For more than three months, a closed Strait of Hormuz turned global energy markets into a pressure cooker. Now a preliminary US-Iran deal to reopen the waterway is letting the steam out, and the Federal Reserve is the biggest beneficiary of the exhale.
The memorandum of understanding announced on June 15 calls for reopening the Strait to commercial shipping toll-free and lifting the US naval blockade of Iranian ports. Oil prices dropped sharply on the news. And with them, the inflation expectations that had been building the case for another Fed rate hike.
What the deal actually covers
The framework agreement addresses the immediate crisis that erupted after US and Israeli strikes on Iran in late February, which prompted Tehran to close the Strait of Hormuz to commercial traffic starting March 4. That chokepoint handles roughly 20% of global oil supply.
Under the MoU, shipping through the Strait is expected to return to prewar levels within approximately 30 days. The agreement also extends a ceasefire for up to 60 days, though core nuclear negotiations remain deferred to a later stage.
President Trump announced the deal on Truth Social, writing “Let the oil flow!” A formal signing is expected on June 19.

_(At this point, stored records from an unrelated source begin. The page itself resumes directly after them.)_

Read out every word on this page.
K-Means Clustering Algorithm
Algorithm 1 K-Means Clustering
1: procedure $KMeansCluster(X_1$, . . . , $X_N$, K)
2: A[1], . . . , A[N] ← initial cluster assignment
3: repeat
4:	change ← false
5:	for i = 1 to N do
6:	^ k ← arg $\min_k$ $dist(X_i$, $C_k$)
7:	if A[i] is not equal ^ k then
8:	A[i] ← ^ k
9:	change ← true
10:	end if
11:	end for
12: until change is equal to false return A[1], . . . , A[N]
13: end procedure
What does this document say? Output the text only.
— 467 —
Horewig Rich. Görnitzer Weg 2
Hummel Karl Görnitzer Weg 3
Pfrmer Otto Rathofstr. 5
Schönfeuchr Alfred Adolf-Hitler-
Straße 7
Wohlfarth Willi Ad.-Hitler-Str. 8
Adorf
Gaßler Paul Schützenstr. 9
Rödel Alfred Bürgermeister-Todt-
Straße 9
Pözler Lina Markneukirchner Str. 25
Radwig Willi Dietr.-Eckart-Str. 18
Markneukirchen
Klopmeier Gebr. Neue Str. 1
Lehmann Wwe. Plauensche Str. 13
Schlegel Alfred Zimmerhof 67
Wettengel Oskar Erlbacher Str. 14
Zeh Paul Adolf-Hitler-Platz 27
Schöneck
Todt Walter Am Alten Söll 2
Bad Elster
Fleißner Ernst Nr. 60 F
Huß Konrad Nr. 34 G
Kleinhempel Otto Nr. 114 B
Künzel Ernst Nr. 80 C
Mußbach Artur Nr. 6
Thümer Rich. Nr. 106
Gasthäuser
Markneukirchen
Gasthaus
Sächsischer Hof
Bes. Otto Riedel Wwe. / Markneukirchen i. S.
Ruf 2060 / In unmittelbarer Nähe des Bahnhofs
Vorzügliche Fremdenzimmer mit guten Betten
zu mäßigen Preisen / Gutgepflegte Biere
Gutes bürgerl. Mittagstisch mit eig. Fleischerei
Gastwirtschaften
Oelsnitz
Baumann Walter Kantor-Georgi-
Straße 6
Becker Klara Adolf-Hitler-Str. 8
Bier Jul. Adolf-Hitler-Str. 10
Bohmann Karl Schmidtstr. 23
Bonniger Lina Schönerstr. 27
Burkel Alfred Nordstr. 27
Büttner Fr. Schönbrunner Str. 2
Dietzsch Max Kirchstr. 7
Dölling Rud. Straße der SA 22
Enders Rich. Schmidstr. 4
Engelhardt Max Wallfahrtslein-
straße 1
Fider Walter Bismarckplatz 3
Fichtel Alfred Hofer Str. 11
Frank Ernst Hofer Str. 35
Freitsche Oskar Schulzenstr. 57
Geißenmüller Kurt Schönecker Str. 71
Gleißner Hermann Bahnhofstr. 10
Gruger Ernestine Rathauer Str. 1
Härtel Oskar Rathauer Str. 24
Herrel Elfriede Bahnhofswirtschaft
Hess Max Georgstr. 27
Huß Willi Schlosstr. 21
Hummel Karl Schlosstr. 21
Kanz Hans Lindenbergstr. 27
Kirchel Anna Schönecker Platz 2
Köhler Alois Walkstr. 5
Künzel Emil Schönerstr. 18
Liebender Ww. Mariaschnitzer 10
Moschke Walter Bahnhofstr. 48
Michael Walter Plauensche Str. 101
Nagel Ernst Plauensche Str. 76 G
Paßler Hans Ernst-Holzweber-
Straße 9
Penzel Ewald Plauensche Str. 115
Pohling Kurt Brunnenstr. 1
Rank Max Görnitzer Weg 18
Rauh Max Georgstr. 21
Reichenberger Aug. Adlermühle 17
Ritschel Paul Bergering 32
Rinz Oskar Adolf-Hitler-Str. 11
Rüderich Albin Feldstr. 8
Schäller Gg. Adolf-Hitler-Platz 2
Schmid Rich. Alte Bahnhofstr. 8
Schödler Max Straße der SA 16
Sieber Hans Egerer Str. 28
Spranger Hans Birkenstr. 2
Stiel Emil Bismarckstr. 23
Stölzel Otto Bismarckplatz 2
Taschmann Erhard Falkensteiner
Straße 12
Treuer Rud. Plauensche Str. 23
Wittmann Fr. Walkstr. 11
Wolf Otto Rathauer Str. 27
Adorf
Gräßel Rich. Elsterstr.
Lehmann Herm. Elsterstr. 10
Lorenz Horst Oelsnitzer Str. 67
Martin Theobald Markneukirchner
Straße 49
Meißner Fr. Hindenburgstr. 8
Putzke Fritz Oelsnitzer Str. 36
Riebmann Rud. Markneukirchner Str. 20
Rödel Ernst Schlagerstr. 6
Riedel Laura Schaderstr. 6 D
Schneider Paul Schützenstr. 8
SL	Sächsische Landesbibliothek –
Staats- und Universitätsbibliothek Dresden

Why the Fed is breathing easier
With oil prices now falling sharply on reopening expectations, market expectations for a Fed rate hike have pulled back, giving policymakers room to focus on underlying economic conditions rather than reacting to an external energy crisis.
The crypto angle
Crypto markets experienced their own volatility tied to the broader geopolitical drama. Iran had reportedly explored cryptocurrency-based tolls for ships passing through the Strait during the crisis period. That experiment, born out of sanctions-driven necessity, drew attention from US authorities. Washington sanctioned wallets associated with the arrangement, adding another layer of regulatory complexity to the digital asset space.
The 30-day timeline for shipping normalization gives markets a concrete benchmark to watch. If tanker traffic through the Strait recovers on schedule, oil prices should stabilize at lower levels. If the timeline slips, or if the June 19 formal signing hits a snag, everything currently priced as relief could quickly reverse into renewed anxiety.